Jesus was able to build on this Jewish sense of identity to proclaim his good news. He used the symbolism of the Passover lamb – quite deliberately, I think – when he went up to Jerusalem for the Passover. There his passion and death shows Christians how to confront evil with self-sacrifice, becoming our Paschal Lamb, who died to save us from the slavery of sin. And the early church was able to broaden the terms of the covenant to include gentiles as well as Jews - largely through the insights of St Paul and St Peter - so that we gentile Christians now claim that covenant with God for ourselves.

Today we face a different sort of slavery to the ancient Israelites – a slavery of excess.
Men and women are driven by economic forces to ever greater consumption. We are enslaved by a false God of endless economic growth to maximise return on investment, without thought for others or the future. As a society, we do not care for the poor in our own country as we should. We do too little to ease the plight of refugees from conflict and natural disasters. We continue to pollute the atmosphere with greenhouse gases which threaten environmental catastrophe. We ignore issues of global justice and ethnic tensions springing from competition for scarce resources. How do we as Christians respond to these moral challenges?

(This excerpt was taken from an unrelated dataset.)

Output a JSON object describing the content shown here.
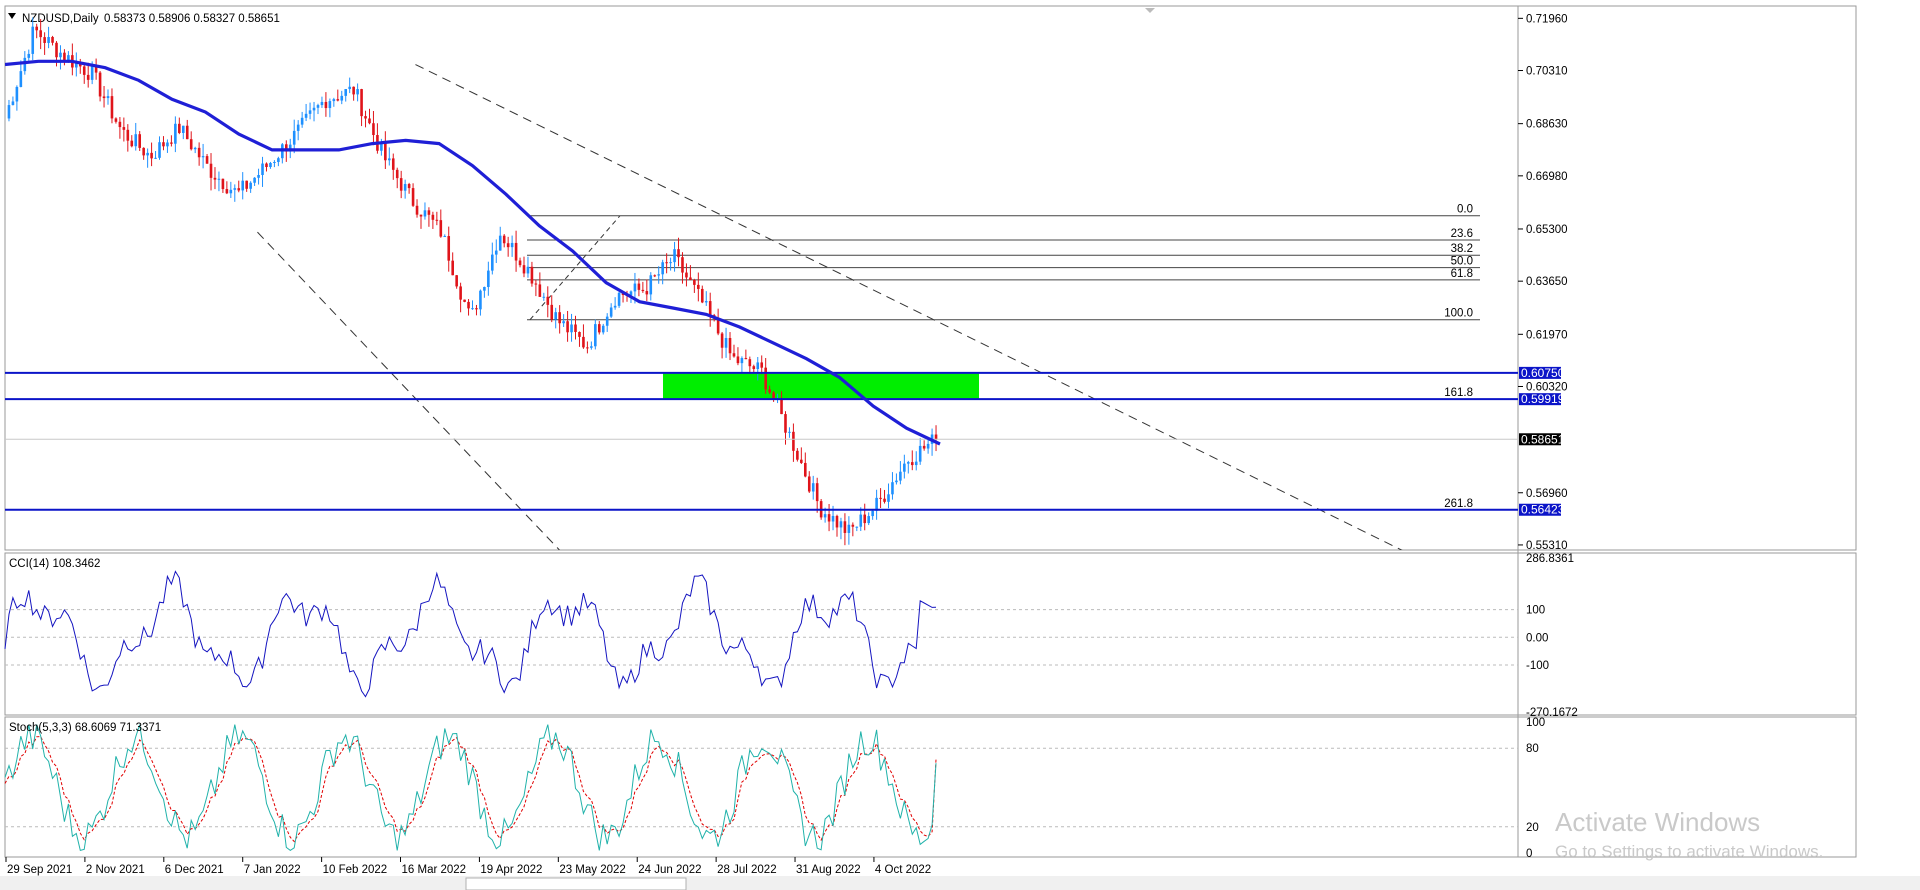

We know we must change our ways, as we travel into the future on a pilgrimage of faith and hope. We cannot see our promised land, nor can we be certain how to get there, so we are filled with fear about giving up our comfortable lifestyles to sojourn in the wilderness. In our imagination we suffer hunger and thirst, with wild animals lurking in the bushes and unfriendly neighbours ready to attack. And we protest that the costs of the journey are to be borne by us, while the benefits will not be felt in our time.

Yet we can learn from the history of the children of Israel - how they changed after the Passover and the Exodus from a bickering group of refugees into a nation and flourished in their promised land. As we can too, in ours.

We need to sense the urgency of God’s call to us to get ready for a new life. We hear it in Jesus’s proclamation, ‘Repent, for the kingdom of God has come near’. We must trust in our covenant with the one almighty God, who chooses us and loves us. We will get our focus right if we follow Jesus’s commandments to love God and to love our neighbours.

But we have to move quickly – ‘the night is far gone, the day is near’, as Paul tells the Romans in today’s Epistle reading (Romans 13:8-14).